EastFruit analysts have observed a significant surge in the wholesale onion prices within Ukraine's market sphere over the past week. The small wholesale average has escalated to 18 UAH/kg, roughly translating to 45 US cents per kg. Notably, the upper echelon of pricing has soared to 22 UAH/kg or an equivalent of 56 US cents, marking a 150% price inflation within a mere fortnight.

Market chatter over the weekend hinted at potential price points scaling up to 25-30 UAH/kg, approximately 63-76 US cents per kg. This speculation suggests an impending upward revision of price benchmarks and a hastened pace in market growth as the new week unfolds.

It is imperative to contextualize this price hike against the backdrop of the previous year's metrics, where the current wholesale rates are still substantially lower – by a factor of two and a half – compared to the same period last year, aligning closely with the five-year average.

This inflationary trend in onion pricing is particularly telling, given the recent phase where producers and traders were compelled to distribute onions gratis due to an oversupply. The current deficit of premium onions has catalyzed a price uptick, aimed at incentivizing international suppliers to consider exporting their fresh produce to Ukraine.

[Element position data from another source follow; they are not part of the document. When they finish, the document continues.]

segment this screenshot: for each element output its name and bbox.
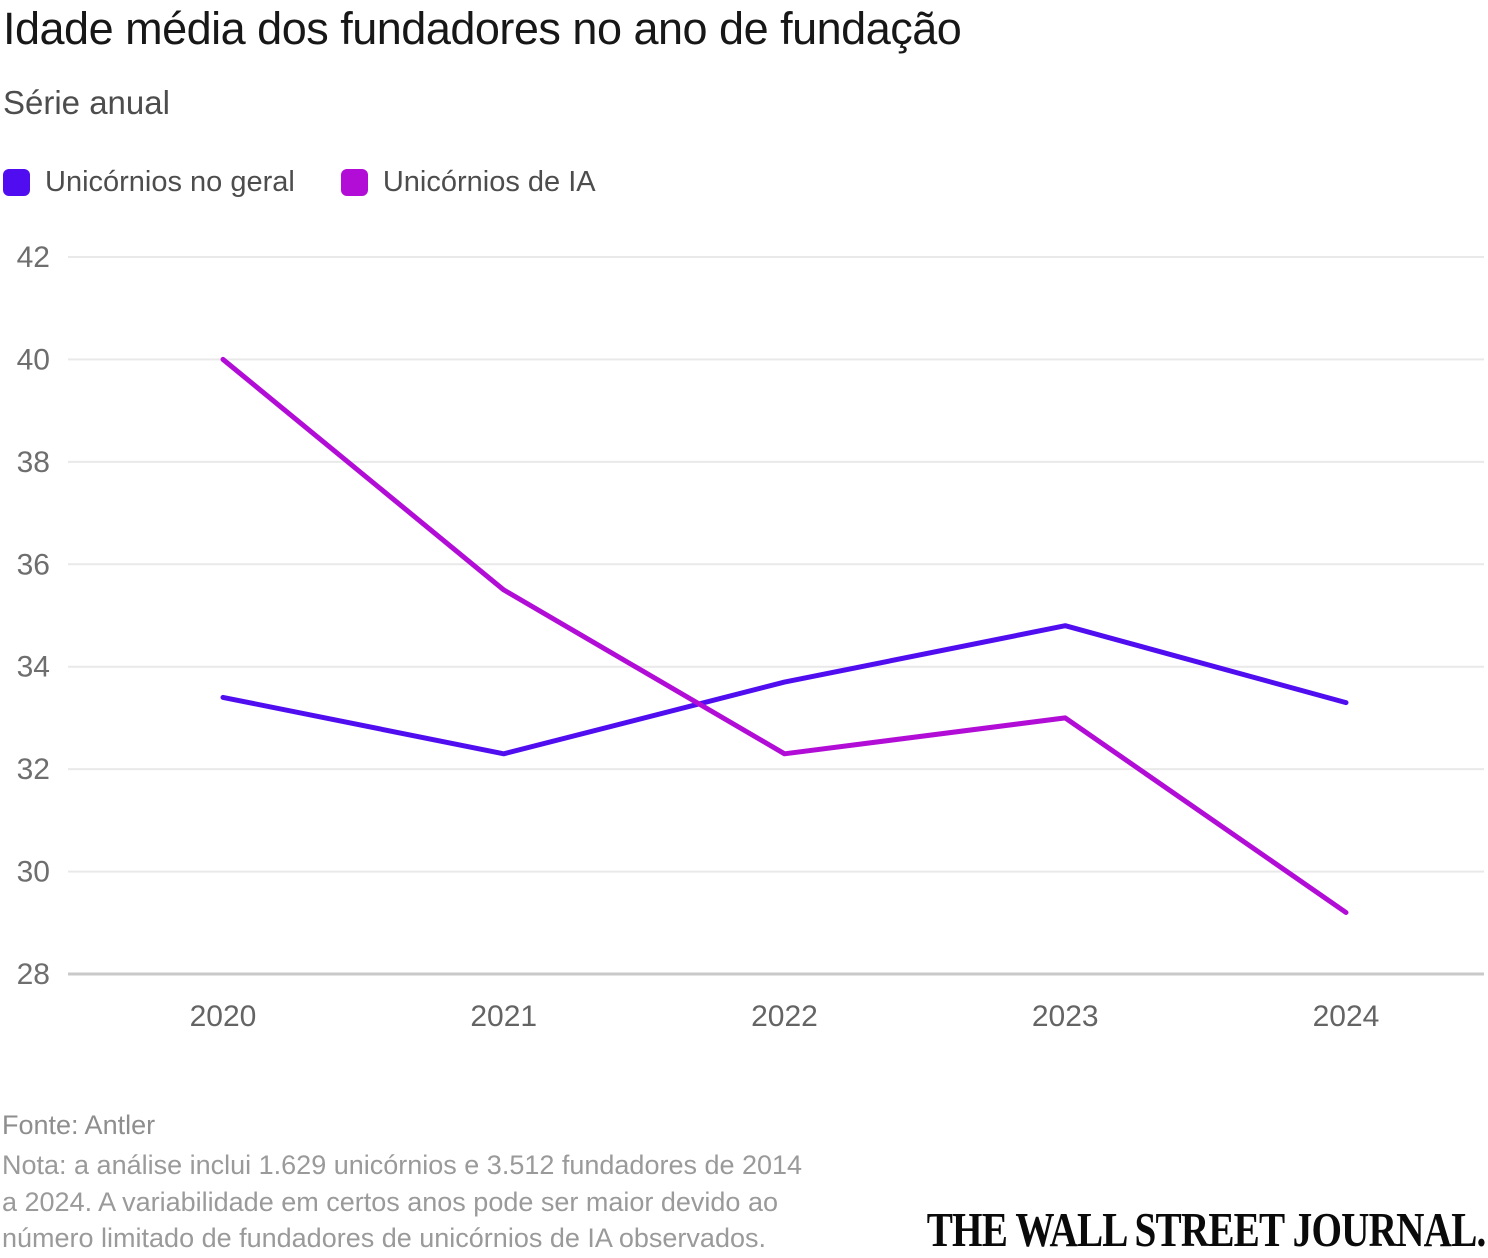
chart-subtitle: Série anual bbox=[3, 84, 170, 121]
y-tick-label: 32 bbox=[17, 753, 50, 786]
legend-swatch-blue bbox=[3, 169, 30, 196]
chart-footer: Fonte: Antler Nota: a análise inclui 1.6… bbox=[2, 1110, 802, 1257]
legend-item-unicornios-no-geral: Unicórnios no geral bbox=[3, 166, 295, 199]
x-tick-label: 2021 bbox=[470, 1000, 537, 1033]
series-line-unic-rnios-de-ia bbox=[220, 356, 1349, 915]
x-tick-label: 2022 bbox=[751, 1000, 818, 1033]
y-tick-label: 42 bbox=[17, 241, 50, 274]
chart-title: Idade média dos fundadores no ano de fun… bbox=[3, 3, 962, 54]
source-text: Fonte: Antler bbox=[2, 1110, 156, 1140]
y-tick-label: 38 bbox=[17, 446, 50, 479]
chart-legend: Unicórnios no geral Unicórnios de IA bbox=[3, 166, 596, 199]
legend-label: Unicórnios de IA bbox=[382, 166, 596, 198]
wsj-logo: THE WALL STREET JOURNAL. bbox=[927, 1202, 1487, 1257]
x-tick-label: 2023 bbox=[1032, 1000, 1099, 1033]
y-tick-label: 40 bbox=[17, 343, 50, 376]
line-chart: 28 30 32 34 36 38 40 42 2020 2021 2022 2023 2024 bbox=[17, 241, 1484, 1033]
note-text: Nota: a análise inclui 1.629 unicórnios … bbox=[2, 1150, 803, 1254]
x-tick-label: 2024 bbox=[1313, 1000, 1380, 1033]
legend-item-unicornios-de-ia: Unicórnios de IA bbox=[340, 166, 596, 199]
y-tick-label: 34 bbox=[17, 651, 50, 684]
legend-swatch-magenta bbox=[340, 169, 368, 196]
y-tick-label: 30 bbox=[17, 856, 50, 889]
legend-label: Unicórnios no geral bbox=[45, 166, 295, 198]
series-line-unic-rnios-no-geral bbox=[220, 623, 1349, 757]
y-tick-label: 28 bbox=[17, 958, 50, 991]
x-tick-label: 2020 bbox=[190, 1000, 257, 1033]
y-tick-label: 36 bbox=[17, 548, 50, 581]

Remarkably, this turnaround stems from what was once deemed an insurmountable challenge. Amidst wartime conditions, Ukrainian agriculturists have triumphantly reinstated vegetable production for the traditional borscht assortment, compensating for the devastated croplands and infrastructure in the southern territories of the Kherson region, presently under the occupation of Russian forces.

Andriy Yarmak, an economist with the Investment Department of the Food and Agriculture Organization (FAO) of the United Nations, notes, "While the onion harvest is reaching its zenith in numerous countries, Ukraine anticipates a month-long wait before the market welcomes new consignments. Additionally, the recent frost spells may have inflicted damage on the early onion yields, potentially bolstering market prices."

For the first time this season, onion prices in Ukraine have outstripped those in neighboring Poland and have consistently exceeded Moldova's pricing for a fortnight—a notable shift given Ukraine's exportation to Moldova just weeks prior. Despite this, the price variance among these nations remains marginal, precluding the prospect of reciprocal trade.

Conversely, the prospect of onion imports from Central Asia to Ukraine is gaining traction. Uzbekistan's market is currently offering new harvest onions at 15-16 cents in small wholesale, with even more competitive rates available directly from growers. This presents an opportune moment for stakeholders to initiate negotiations for product shipments to bridge the gap until Ukraine's new crop is ready for harvest.